Treed

It’s January 25th, only 11 months til Christmas!

What?

ok, ok, no, I’m still recovering from last Christmas. No, really. We finally got rid of our tree yesterday. YESTERDAY. January 24th!

This has been, of course, a saga of ridiculousness. I wanted to get it returned 3 weeks ago, when there were “dump your tree here” people at Trout Lake, except… on the Saturday, I had to go out to Cloverdale, and on the Sunday, Nick had the car at work all day.
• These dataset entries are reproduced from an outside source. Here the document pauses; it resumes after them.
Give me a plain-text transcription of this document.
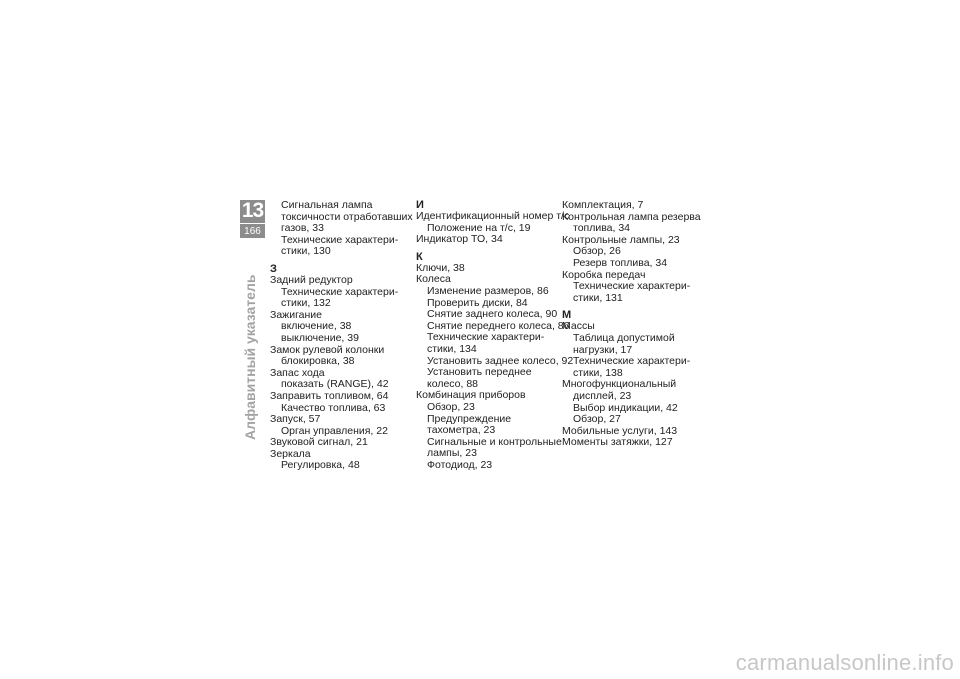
13
166
Алфавитный указатель
Сигнальная лампа
токсичности отработавших
газов, 33
Технические характери-
стики, 130
З
Задний редуктор
Технические характери-
стики, 132
Зажигание
включение, 38
выключение, 39
Замок рулевой колонки
блокировка, 38
Запас хода
показать (RANGE), 42
Заправить топливом, 64
Качество топлива, 63
Запуск, 57
Орган управления, 22
Звуковой сигнал, 21
Зеркала
Регулировка, 48
И
Идентификационный номер т/с
Положение на т/с, 19
Индикатор ТО, 34
К
Ключи, 38
Колеса
Изменение размеров, 86
Проверить диски, 84
Снятие заднего колеса, 90
Снятие переднего колеса, 86
Технические характери-
стики, 134
Установить заднее колесо, 92
Установить переднее
колесо, 88
Комбинация приборов
Обзор, 23
Предупреждение
тахометра, 23
Сигнальные и контрольные
лампы, 23
Фотодиод, 23
Комплектация, 7
Контрольная лампа резерва
топлива, 34
Контрольные лампы, 23
Обзор, 26
Резерв топлива, 34
Коробка передач
Технические характери-
стики, 131
М
Массы
Таблица допустимой
нагрузки, 17
Технические характери-
стики, 138
Многофункциональный
дисплей, 23
Выбор индикации, 42
Обзор, 27
Мобильные услуги, 143
Моменты затяжки, 127
carmanualsonline.info
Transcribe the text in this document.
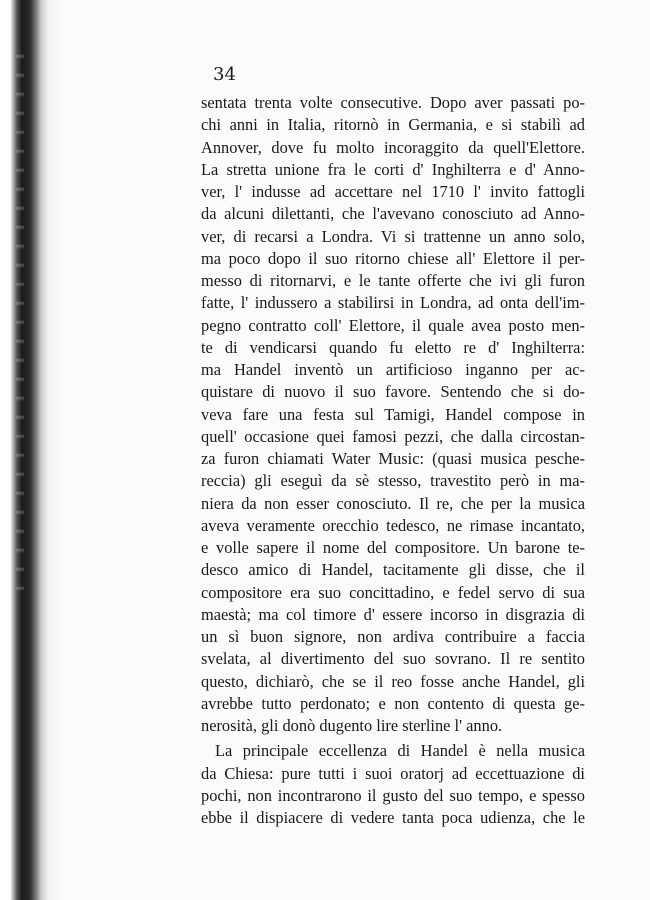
34
sentata trenta volte consecutive. Dopo aver passati po-
chi anni in Italia, ritornò in Germania, e si stabilì ad
Annover, dove fu molto incoraggito da quell'Elettore.
La stretta unione fra le corti d' Inghilterra e d' Anno-
ver, l' indusse ad accettare nel 1710 l' invito fattogli
da alcuni dilettanti, che l'avevano conosciuto ad Anno-
ver, di recarsi a Londra. Vi si trattenne un anno solo,
ma poco dopo il suo ritorno chiese all' Elettore il per-
messo di ritornarvi, e le tante offerte che ivi gli furon
fatte, l' indussero a stabilirsi in Londra, ad onta dell'im-
pegno contratto coll' Elettore, il quale avea posto men-
te di vendicarsi quando fu eletto re d' Inghilterra:
ma Handel inventò un artificioso inganno per ac-
quistare di nuovo il suo favore. Sentendo che si do-
veva fare una festa sul Tamigi, Handel compose in
quell' occasione quei famosi pezzi, che dalla circostan-
za furon chiamati Water Music: (quasi musica pesche-
reccia) gli eseguì da sè stesso, travestito però in ma-
niera da non esser conosciuto. Il re, che per la musica
aveva veramente orecchio tedesco, ne rimase incantato,
e volle sapere il nome del compositore. Un barone te-
desco amico di Handel, tacitamente gli disse, che il
compositore era suo concittadino, e fedel servo di sua
maestà; ma col timore d' essere incorso in disgrazia di
un sì buon signore, non ardiva contribuire a faccia
svelata, al divertimento del suo sovrano. Il re sentito
questo, dichiarò, che se il reo fosse anche Handel, gli
avrebbe tutto perdonato; e non contento di questa ge-
nerosità, gli donò dugento lire sterline l' anno.
La principale eccellenza di Handel è nella musica
da Chiesa: pure tutti i suoi oratorj ad eccettuazione di
pochi, non incontrarono il gusto del suo tempo, e spesso
ebbe il dispiacere di vedere tanta poca udienza, che le
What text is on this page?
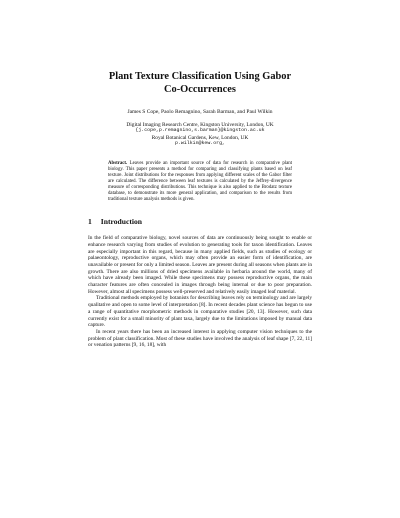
Plant Texture Classification Using Gabor
Co-Occurrences
James S Cope, Paolo Remagnino, Sarah Barman, and Paul Wilkin
Digital Imaging Research Centre, Kingston University, London, UK
{j.cope,p.remagnino,s.barman}@kingston.ac.uk
Royal Botanical Gardens, Kew, London, UK
p.wilkin@kew.org,
Abstract. Leaves provide an important source of data for research in comparative plant biology. This paper presents a method for comparing and classifying plants based on leaf texture. Joint distributions for the responses from applying different scales of the Gabor filter are calculated. The difference between leaf textures is calculated by the Jeffrey-divergence measure of corresponding distributions. This technique is also applied to the Brodatz texture database, to demonstrate its more general application, and comparison to the results from traditional texture analysis methods is given.
1 Introduction

In the field of comparative biology, novel sources of data are continuously being sought to enable or enhance research varying from studies of evolution to generating tools for taxon identification. Leaves are especially important in this regard, because in many applied fields, such as studies of ecology or palaeontology, reproductive organs, which may often provide an easier form of identification, are unavailable or present for only a limited season. Leaves are present during all seasons when plants are in growth. There are also millions of dried specimens available in herbaria around the world, many of which have already been imaged. While these specimens may possess reproductive organs, the main character features are often concealed in images through being internal or due to poor preparation. However, almost all specimens possess well-preserved and relatively easily imaged leaf material.

Traditional methods employed by botanists for describing leaves rely on terminology and are largely qualitative and open to some level of interpretation [8]. In recent decades plant science has begun to use a range of quantitative morphometric methods in comparative studies [20, 13]. However, such data currently exist for a small minority of plant taxa, largely due to the limitations imposed by manual data capture.

In recent years there has been an increased interest in applying computer vision techniques to the problem of plant classification. Most of these studies have involved the analysis of leaf shape [7, 22, 11] or venation patterns [9, 16, 18], with
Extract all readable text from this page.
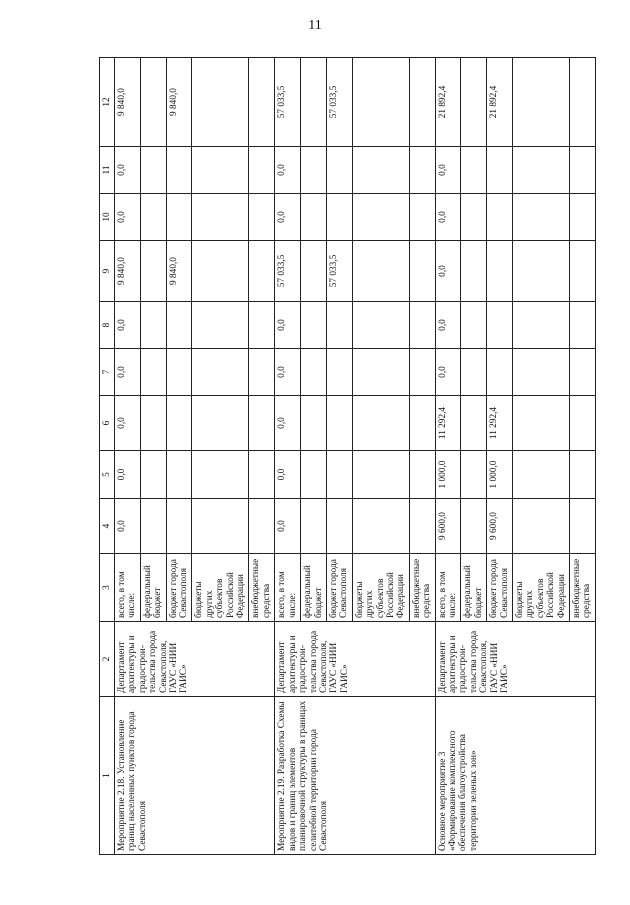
11
1	2	3	4	5	6	7	8	9	10	11	12
Мероприятие 2.18. Установление границ населенных пунктов города Севастополя	Департамент архитектуры и градострои-тельства города Севастополя, ГАУС «НИИ ГАИС»	всего, в том числе:	0,0	0,0	0,0	0,0	0,0	9 840,0	0,0	0,0	9 840,0
		федеральный бюджет									
		бюджет города Севастополя						9 840,0			9 840,0
		бюджеты других субъектов Российской Федерации									
		внебюджетные средства									
Мероприятие 2.19. Разработка Схемы видов и границ элементов планировочной структуры в границах селитебной территории города Севастополя	Департамент архитектуры и градострои-тельства города Севастополя, ГАУС «НИИ ГАИС»	всего, в том числе:	0,0	0,0	0,0	0,0	0,0	57 033,5	0,0	0,0	57 033,5
		федеральный бюджет									
		бюджет города Севастополя						57 033,5			57 033,5
		бюджеты других субъектов Российской Федерации									
		внебюджетные средства									
Основное мероприятие 3 «Формирование комплексного обеспечения благоустройства территории зеленых зон»	Департамент архитектуры и градострои-тельства города Севастополя, ГАУС «НИИ ГАИС»	всего, в том числе:	9 600,0	1 000,0	11 292,4	0,0	0,0	0,0	0,0	0,0	21 892,4
		федеральный бюджет									
		бюджет города Севастополя	9 600,0	1 000,0	11 292,4						21 892,4
		бюджеты других субъектов Российской Федерации									
		внебюджетные средства									
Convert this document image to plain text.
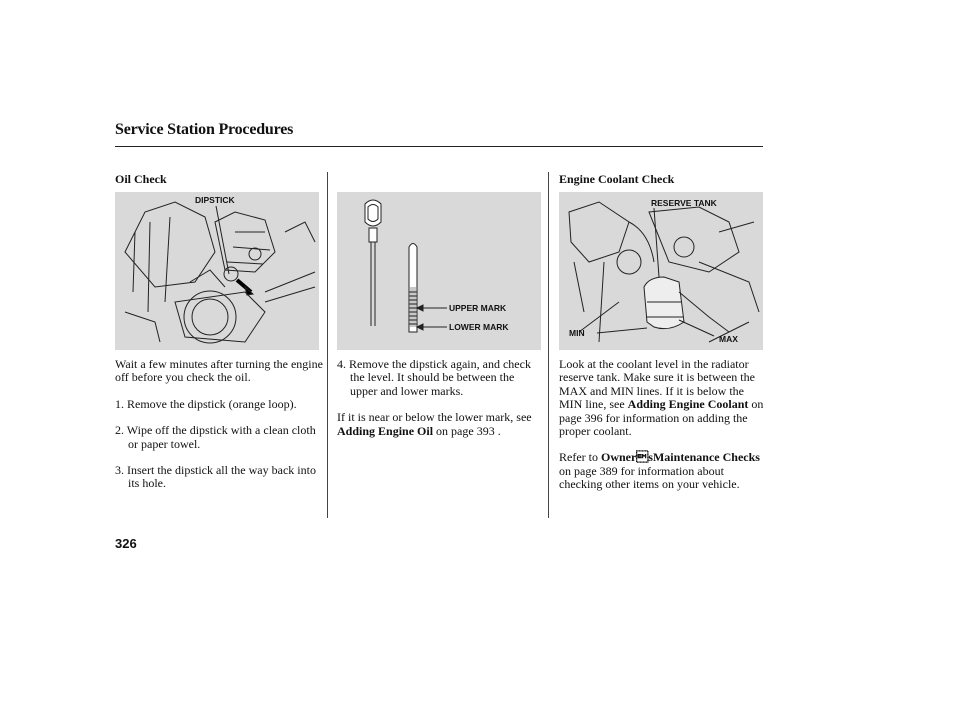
Service Station Procedures
Oil Check
DIPSTICK

Wait a few minutes after turning the engine off before you check the oil.

1. Remove the dipstick (orange loop).

2. Wipe off the dipstick with a clean cloth or paper towel.

3. Insert the dipstick all the way back into its hole.

UPPER MARK
LOWER MARK

4. Remove the dipstick again, and check the level. It should be between the upper and lower marks.

If it is near or below the lower mark, see Adding Engine Oil on page 393 .

Engine Coolant Check
RESERVE TANK
MIN
MAX

Look at the coolant level in the radiator reserve tank. Make sure it is between the MAX and MIN lines. If it is below the MIN line, see Adding Engine Coolant on page 396 for information on adding the proper coolant.

Refer to OwnersMaintenance Checks on page 389 for information about checking other items on your vehicle.

326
And then the next weekend… Nick had the car in Seattle all day Saturday, and at work on Sunday… and then this weekend, we both had plans on both days…

To say the least, I’ve been getting mightily frustrated with the looming tree in the corner of my livingroom that had been ornament-free for weeks. I’ve been dreaming of ways to get rid of it. Maybe we could … dump it on the front step of a Vanoc building! or… throw it over the balcony and play dumb when the strata yelled at us? Or… dump it in front of a disliked neighbours door and sweep up the evidence that it came from us!

Ok, maybe not.

So, yesterday I was in Cloverdale, returning Jasper to his rightful home (his homecoming included rolling over and peeing all over the place — hah!) and complaining to my mother of my continued tree issues. We could get rid of it, if we could get it strapped to the roof of the car and down to the transfer station in south van. Could we actually get that to happen? Of course not, that would be too easy. And would require both of us in the same room at the same time, with the car. Yeah, not happening.

So, my mother laughed at me, and loaned me her pruning shears. And last night, damned if I didn’t cut every branch off the tree, snip them up nice and small, bag them up, and toss the entire mess in our dumpster. It was ridiculously fun, and aside from a blister on my thumb, pain free and easy. Heck, took less time than driving all the way to the bloody transfer station, too. Messy, sure, but at least all the mess was contained in one corner of the livingroom, rather than being spread all the way from our apartment to the car.

I am now tree free. Sure, there’s some suspiciously piney smelling bags in the dumpster, but I’m going to maintain a “not my problem” attitude. There’s nothing in the “prohibited items” sign on the garbage room door that says anything about trees. We have, in fact, been encouraged to get rid of unsightly dead plants. I’d say this counts!